Das wollen die Kämpfer von der Anti-Aging-Front freilich nicht akzeptieren. Wer will sich heute schon noch abfinden mit der »von Gott gegebenen Gestalt«? Die Anti-Aging-Kunden hätten, sagt Kleine-Gunk, die Chance, einzugreifen ins Schicksal. Sie könnten sich sagen: »Ich bin nicht nur Geschöpf, ich bin auch Schöpfer.« Mithin Teil einer höheren Ordnung.

Früher war Gesundheit Schicksal, eingebettet in einen Kosmos unbeeinflussbarer Gegebenheiten. Je nach spiritueller Orientierung, Epoche oder Weltgegend regelten übergeordnete Mächte die Dinge auf Erden, schickten Heil oder Unheil über die Menschen. Früher waren es die Götter, die ihr Spiel mit den Menschen trieben, bei den Griechen angeführt von Göttervater Zeus. Auch im alten Ägypten galt Gesundheit als Gottesgeschenk, Krankheiten kamen von außen, als Strafen der Götter, von bösen Geistern, magischen Handlungen oder Würmern. Bei Christen und Juden ist es Gott, bei den Moslems Allah, bei Hindus das Karma.

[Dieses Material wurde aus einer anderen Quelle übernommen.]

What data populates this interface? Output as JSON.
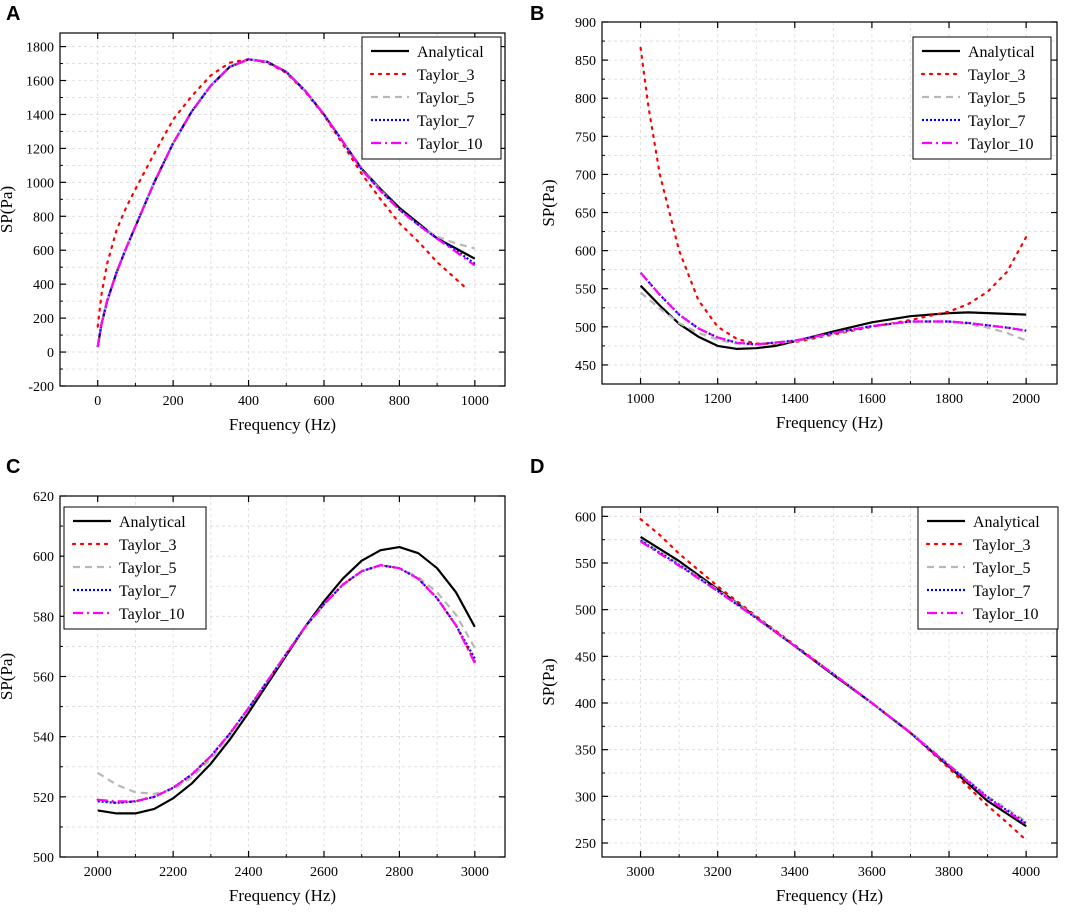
{
  "chart_data": [
    {
      "panel": "A",
      "type": "line",
      "xlabel": "Frequency (Hz)",
      "ylabel": "SP(Pa)",
      "xlim": [
        -100,
        1080
      ],
      "ylim": [
        -200,
        1880
      ],
      "xticks": [
        0,
        200,
        400,
        600,
        800,
        1000
      ],
      "yticks": [
        -200,
        0,
        200,
        400,
        600,
        800,
        1000,
        1200,
        1400,
        1600,
        1800
      ],
      "grid": true,
      "legend_position": "top-right",
      "series": [
        {
          "name": "Analytical",
          "x": [
            0,
            10,
            25,
            50,
            75,
            100,
            150,
            200,
            250,
            300,
            350,
            400,
            450,
            500,
            550,
            600,
            650,
            700,
            750,
            800,
            850,
            900,
            950,
            1000
          ],
          "y": [
            30,
            165,
            300,
            470,
            610,
            740,
            1000,
            1230,
            1420,
            1570,
            1680,
            1725,
            1710,
            1650,
            1540,
            1400,
            1240,
            1080,
            960,
            850,
            760,
            670,
            610,
            550
          ]
        },
        {
          "name": "Taylor_3",
          "x": [
            0,
            10,
            25,
            50,
            75,
            100,
            150,
            200,
            250,
            300,
            350,
            400,
            450,
            500,
            550,
            600,
            650,
            700,
            750,
            800,
            850,
            900,
            950,
            980
          ],
          "y": [
            150,
            340,
            520,
            720,
            850,
            960,
            1170,
            1370,
            1510,
            1630,
            1705,
            1725,
            1705,
            1645,
            1535,
            1395,
            1225,
            1050,
            900,
            760,
            650,
            530,
            430,
            370
          ]
        },
        {
          "name": "Taylor_5",
          "x": [
            0,
            10,
            25,
            50,
            75,
            100,
            150,
            200,
            250,
            300,
            350,
            400,
            450,
            500,
            550,
            600,
            650,
            700,
            750,
            800,
            850,
            900,
            950,
            1000
          ],
          "y": [
            30,
            165,
            305,
            472,
            612,
            742,
            1002,
            1232,
            1420,
            1570,
            1680,
            1725,
            1712,
            1652,
            1542,
            1402,
            1242,
            1078,
            955,
            840,
            750,
            680,
            640,
            610
          ]
        },
        {
          "name": "Taylor_7",
          "x": [
            0,
            10,
            25,
            50,
            75,
            100,
            150,
            200,
            250,
            300,
            350,
            400,
            450,
            500,
            550,
            600,
            650,
            700,
            750,
            800,
            850,
            900,
            950,
            1000
          ],
          "y": [
            30,
            165,
            300,
            470,
            610,
            740,
            1000,
            1230,
            1420,
            1570,
            1680,
            1725,
            1710,
            1650,
            1540,
            1400,
            1240,
            1075,
            950,
            840,
            750,
            670,
            600,
            520
          ]
        },
        {
          "name": "Taylor_10",
          "x": [
            0,
            10,
            25,
            50,
            75,
            100,
            150,
            200,
            250,
            300,
            350,
            400,
            450,
            500,
            550,
            600,
            650,
            700,
            750,
            800,
            850,
            900,
            950,
            1000
          ],
          "y": [
            30,
            165,
            300,
            470,
            610,
            740,
            1000,
            1230,
            1420,
            1570,
            1680,
            1725,
            1710,
            1650,
            1540,
            1400,
            1240,
            1075,
            948,
            838,
            748,
            668,
            590,
            510
          ]
        }
      ]
    },
    {
      "panel": "B",
      "type": "line",
      "xlabel": "Frequency (Hz)",
      "ylabel": "SP(Pa)",
      "xlim": [
        900,
        2080
      ],
      "ylim": [
        425,
        900
      ],
      "xticks": [
        1000,
        1200,
        1400,
        1600,
        1800,
        2000
      ],
      "yticks": [
        450,
        500,
        550,
        600,
        650,
        700,
        750,
        800,
        850,
        900
      ],
      "grid": true,
      "legend_position": "top-right",
      "series": [
        {
          "name": "Analytical",
          "x": [
            1000,
            1050,
            1100,
            1150,
            1200,
            1250,
            1300,
            1350,
            1400,
            1500,
            1600,
            1700,
            1800,
            1850,
            1900,
            2000
          ],
          "y": [
            554,
            528,
            504,
            487,
            475,
            471,
            472,
            475,
            481,
            494,
            506,
            514,
            518,
            519,
            518,
            516
          ]
        },
        {
          "name": "Taylor_3",
          "x": [
            1000,
            1020,
            1050,
            1100,
            1150,
            1200,
            1250,
            1300,
            1350,
            1400,
            1500,
            1600,
            1700,
            1800,
            1850,
            1900,
            1950,
            2000
          ],
          "y": [
            866,
            790,
            700,
            600,
            535,
            500,
            484,
            478,
            478,
            480,
            490,
            500,
            509,
            520,
            530,
            546,
            572,
            618
          ]
        },
        {
          "name": "Taylor_5",
          "x": [
            1000,
            1050,
            1100,
            1150,
            1200,
            1250,
            1300,
            1400,
            1500,
            1600,
            1700,
            1800,
            1850,
            1900,
            1950,
            2000
          ],
          "y": [
            545,
            524,
            505,
            492,
            483,
            478,
            477,
            481,
            491,
            501,
            507,
            507,
            504,
            499,
            492,
            482
          ]
        },
        {
          "name": "Taylor_7",
          "x": [
            1000,
            1050,
            1100,
            1150,
            1200,
            1250,
            1300,
            1400,
            1500,
            1600,
            1700,
            1800,
            1850,
            1900,
            1950,
            2000
          ],
          "y": [
            571,
            542,
            516,
            498,
            486,
            479,
            477,
            482,
            492,
            501,
            507,
            507,
            505,
            502,
            499,
            495
          ]
        },
        {
          "name": "Taylor_10",
          "x": [
            1000,
            1050,
            1100,
            1150,
            1200,
            1250,
            1300,
            1400,
            1500,
            1600,
            1700,
            1800,
            1850,
            1900,
            1950,
            2000
          ],
          "y": [
            571,
            542,
            516,
            498,
            486,
            479,
            477,
            482,
            492,
            501,
            507,
            507,
            505,
            502,
            499,
            495
          ]
        }
      ]
    },
    {
      "panel": "C",
      "type": "line",
      "xlabel": "Frequency (Hz)",
      "ylabel": "SP(Pa)",
      "xlim": [
        1900,
        3080
      ],
      "ylim": [
        500,
        620
      ],
      "xticks": [
        2000,
        2200,
        2400,
        2600,
        2800,
        3000
      ],
      "yticks": [
        500,
        520,
        540,
        560,
        580,
        600,
        620
      ],
      "grid": true,
      "legend_position": "top-left",
      "series": [
        {
          "name": "Analytical",
          "x": [
            2000,
            2050,
            2100,
            2150,
            2200,
            2250,
            2300,
            2350,
            2400,
            2450,
            2500,
            2550,
            2600,
            2650,
            2700,
            2750,
            2800,
            2850,
            2900,
            2950,
            3000
          ],
          "y": [
            515.5,
            514.5,
            514.5,
            516,
            519.5,
            524.5,
            531,
            539,
            548,
            557.5,
            567,
            576.5,
            585,
            592.5,
            598.5,
            602,
            603,
            601,
            596,
            588,
            576.5
          ]
        },
        {
          "name": "Taylor_3",
          "x": [
            2000,
            2050,
            2100,
            2150,
            2200,
            2250,
            2300,
            2350,
            2400,
            2450,
            2500,
            2550,
            2600,
            2650,
            2700,
            2750,
            2800,
            2850,
            2900,
            2950,
            3000
          ],
          "y": [
            519,
            518,
            518.5,
            520,
            523,
            527.5,
            533.5,
            541,
            549.5,
            558.5,
            567.5,
            576.5,
            584,
            590.5,
            595,
            597,
            596,
            592.5,
            586,
            577,
            565
          ]
        },
        {
          "name": "Taylor_5",
          "x": [
            2000,
            2050,
            2100,
            2150,
            2200,
            2250,
            2300,
            2350,
            2400,
            2450,
            2500,
            2550,
            2600,
            2650,
            2700,
            2750,
            2800,
            2850,
            2900,
            2950,
            3000
          ],
          "y": [
            528,
            524,
            521.5,
            521,
            522.5,
            526.5,
            532.5,
            540.5,
            549.5,
            558.5,
            567.5,
            576.5,
            584,
            590.5,
            595,
            597,
            596,
            593,
            588,
            580.5,
            569.5
          ]
        },
        {
          "name": "Taylor_7",
          "x": [
            2000,
            2050,
            2100,
            2150,
            2200,
            2250,
            2300,
            2350,
            2400,
            2450,
            2500,
            2550,
            2600,
            2650,
            2700,
            2750,
            2800,
            2850,
            2900,
            2950,
            3000
          ],
          "y": [
            518.5,
            518,
            518.5,
            520,
            523,
            527.5,
            533.5,
            541,
            549.5,
            558.5,
            567.5,
            576.5,
            584,
            590.5,
            595,
            597,
            596,
            592.5,
            586,
            577,
            566
          ]
        },
        {
          "name": "Taylor_10",
          "x": [
            2000,
            2050,
            2100,
            2150,
            2200,
            2250,
            2300,
            2350,
            2400,
            2450,
            2500,
            2550,
            2600,
            2650,
            2700,
            2750,
            2800,
            2850,
            2900,
            2950,
            3000
          ],
          "y": [
            519,
            518.5,
            518.5,
            520,
            523,
            527.5,
            533.5,
            541,
            549.5,
            558.5,
            567.5,
            576.5,
            584,
            590.5,
            595,
            597,
            596,
            592.5,
            586,
            577,
            564.5
          ]
        }
      ]
    },
    {
      "panel": "D",
      "type": "line",
      "xlabel": "Frequency (Hz)",
      "ylabel": "SP(Pa)",
      "xlim": [
        2900,
        4080
      ],
      "ylim": [
        235,
        610
      ],
      "xticks": [
        3000,
        3200,
        3400,
        3600,
        3800,
        4000
      ],
      "yticks": [
        250,
        300,
        350,
        400,
        450,
        500,
        550,
        600
      ],
      "grid": true,
      "legend_position": "top-right",
      "series": [
        {
          "name": "Analytical",
          "x": [
            3000,
            3100,
            3200,
            3300,
            3400,
            3500,
            3600,
            3700,
            3800,
            3900,
            4000
          ],
          "y": [
            578,
            552,
            522,
            492,
            461,
            430,
            400,
            368,
            332,
            295,
            268
          ]
        },
        {
          "name": "Taylor_3",
          "x": [
            3000,
            3050,
            3100,
            3200,
            3300,
            3400,
            3500,
            3600,
            3700,
            3800,
            3900,
            3950,
            4000
          ],
          "y": [
            597,
            580,
            560,
            525,
            493,
            462,
            431,
            400,
            368,
            330,
            290,
            272,
            253
          ]
        },
        {
          "name": "Taylor_5",
          "x": [
            3000,
            3100,
            3200,
            3300,
            3400,
            3500,
            3600,
            3700,
            3800,
            3900,
            4000
          ],
          "y": [
            575,
            549,
            521,
            492,
            461,
            431,
            400,
            369,
            334,
            300,
            273
          ]
        },
        {
          "name": "Taylor_7",
          "x": [
            3000,
            3100,
            3200,
            3300,
            3400,
            3500,
            3600,
            3700,
            3800,
            3900,
            4000
          ],
          "y": [
            574,
            548,
            520,
            491,
            461,
            431,
            400,
            368,
            333,
            299,
            271
          ]
        },
        {
          "name": "Taylor_10",
          "x": [
            3000,
            3100,
            3200,
            3300,
            3400,
            3500,
            3600,
            3700,
            3800,
            3900,
            4000
          ],
          "y": [
            573,
            547,
            520,
            491,
            461,
            431,
            400,
            368,
            333,
            298,
            270
          ]
        }
      ]
    }
  ],
  "series_styles": {
    "Analytical": {
      "color": "#000000",
      "dash": ""
    },
    "Taylor_3": {
      "color": "#ff0000",
      "dash": "dotted"
    },
    "Taylor_5": {
      "color": "#b8b8b8",
      "dash": "dashed"
    },
    "Taylor_7": {
      "color": "#0000ff",
      "dash": "dense-dotted"
    },
    "Taylor_10": {
      "color": "#ff00ff",
      "dash": "dash-dot"
    }
  }
}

Früher waren die Götter zu schelten, Gott zu klagen, wenn eine Krankheit kam. Schließlich blieben die Gene, die über Gesundheit und Lebensdauer entschieden. Wie das Leben verläuft, ob einer krank wird, Gebrechen kommen, wie lange das Leben währt, das wissen die Götter. Sagte man bisher. Oder: Mein Leben liegt in Gottes Hand. Gott war die Hauptsache, Gesundheit von ihm abhängig.

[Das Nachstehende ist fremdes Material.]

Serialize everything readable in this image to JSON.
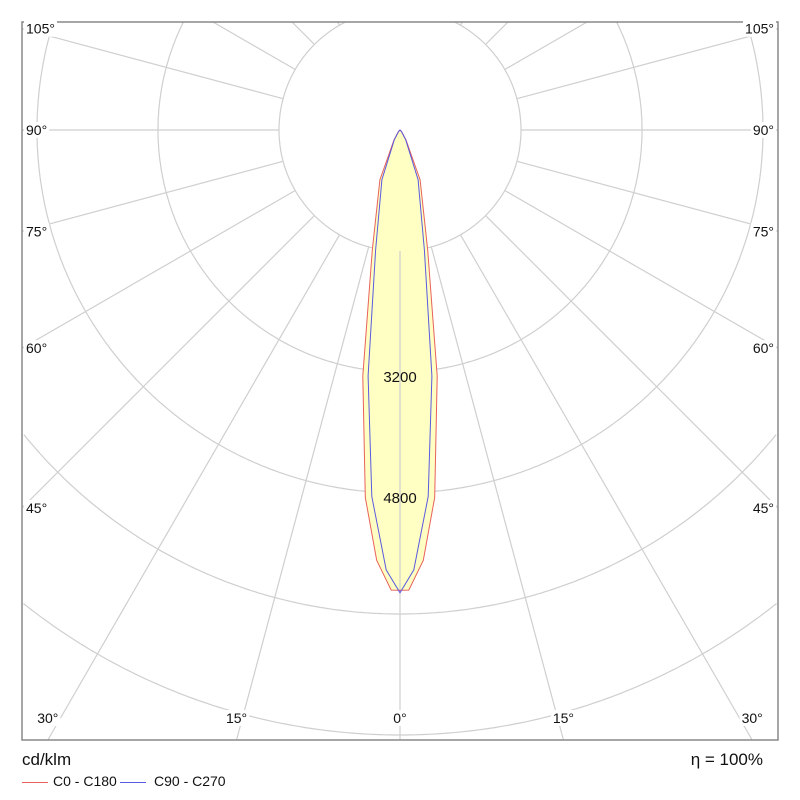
{
  "chart_data": {
    "type": "polar",
    "unit_label": "cd/klm",
    "efficiency_label": "η = 100%",
    "ring_step": 1600,
    "ring_labels": [
      "3200",
      "4800"
    ],
    "ring_label_values": [
      3200,
      4800
    ],
    "angle_labels_left": [
      "105°",
      "90°",
      "75°",
      "60°",
      "45°",
      "30°",
      "15°"
    ],
    "angle_labels_right": [
      "105°",
      "90°",
      "75°",
      "60°",
      "45°",
      "30°",
      "15°"
    ],
    "angle_values": [
      105,
      90,
      75,
      60,
      45,
      30,
      15
    ],
    "zero_label": "0°",
    "grid": true,
    "legend_placement": "bottom-left",
    "series": [
      {
        "name": "C0 - C180",
        "color": "#e8615a",
        "points": [
          [
            0,
            6085
          ],
          [
            1.1,
            6085
          ],
          [
            3.1,
            5700
          ],
          [
            5.4,
            4880
          ],
          [
            8.6,
            3290
          ],
          [
            13,
            1630
          ],
          [
            22,
            710
          ],
          [
            31,
            155
          ],
          [
            45,
            30
          ],
          [
            90,
            0
          ]
        ]
      },
      {
        "name": "C90 - C270",
        "color": "#5a5ae0",
        "points": [
          [
            0,
            6120
          ],
          [
            1.8,
            5820
          ],
          [
            4.4,
            4860
          ],
          [
            7.4,
            3280
          ],
          [
            11.5,
            1620
          ],
          [
            20,
            700
          ],
          [
            30,
            150
          ],
          [
            45,
            25
          ],
          [
            90,
            0
          ]
        ]
      }
    ],
    "fill_color": "#ffffc4"
  }
}
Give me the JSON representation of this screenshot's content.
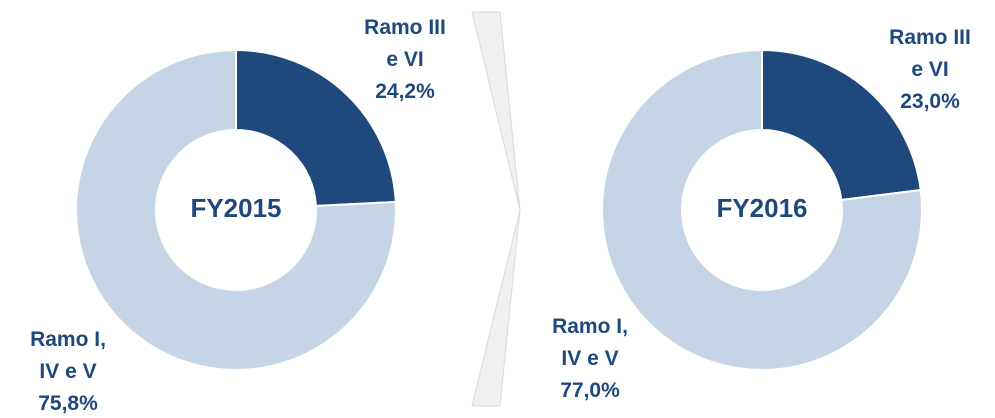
{
  "chart_data": [
    {
      "type": "donut",
      "title": "FY2015",
      "categories": [
        "Ramo III e VI",
        "Ramo I, IV e V"
      ],
      "values": [
        24.2,
        75.8
      ],
      "value_labels": [
        "24,2%",
        "75,8%"
      ],
      "colors": [
        "#1f497d",
        "#c6d5e5"
      ]
    },
    {
      "type": "donut",
      "title": "FY2016",
      "categories": [
        "Ramo III e VI",
        "Ramo I, IV e V"
      ],
      "values": [
        23.0,
        77.0
      ],
      "value_labels": [
        "23,0%",
        "77,0%"
      ],
      "colors": [
        "#1f497d",
        "#c6d5e5"
      ]
    }
  ]
}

Heute ist die Gesundheit zur Ersatzreligion geworden. Es ist ein neuer Kult: Schönheit, Wellness, Forever Young. Es klingt ein bisschen nach Weihrauch, Kerzen und Ewigem Leben, zumindest ein bisschen längerem Leben, und schöner, bitte. Die Anti-Aging-Ärzte sind die Hohepriester eines neuen Kultes, bei dem es um den eigenen Körper als höchstes Heiligtum geht. Sie selbst reden, im Untergeschoss des Luxushotels am Gardasee, von Bischöfen und Kardinälen des Anti-Aging, und ER ist, das sagen sie selbst, ihr »Papst«.

Sie selbst wählen das Bild des antiken Tempels, um ihre Disziplin, die Anti-Aging-Medizin, zu beschreiben. Ein Tempel, der auf sieben Säulen ruht. Dazu zählen Lebensstil, ausgewogene Ernährung, Bewegung und »mentale Balance«, wohl so etwas wie Ausgeglichenheit. Und dann natürlich die härteren Waffen: »Supplementierung«, also Vitamine und dergleichen, »Hormonersatztherapie« und schließlich das Messer und die Spritze, als »Ästhetisches Anti-Aging«.

Es gebe so etwas wie das Recht auf Schönheit. Es sei ein »moralisches Gut«, eine »handlungsfähige Person« zu sein, sagt Marcus Düwell, Direktor des Ethik-Instituts der holländischen Universität Utrecht. Wenn also ein Mensch sein Erscheinungsbild als sozial stigmatisierend erlebe, soll sein Begehren auf Veränderung nicht abgewiesen werden.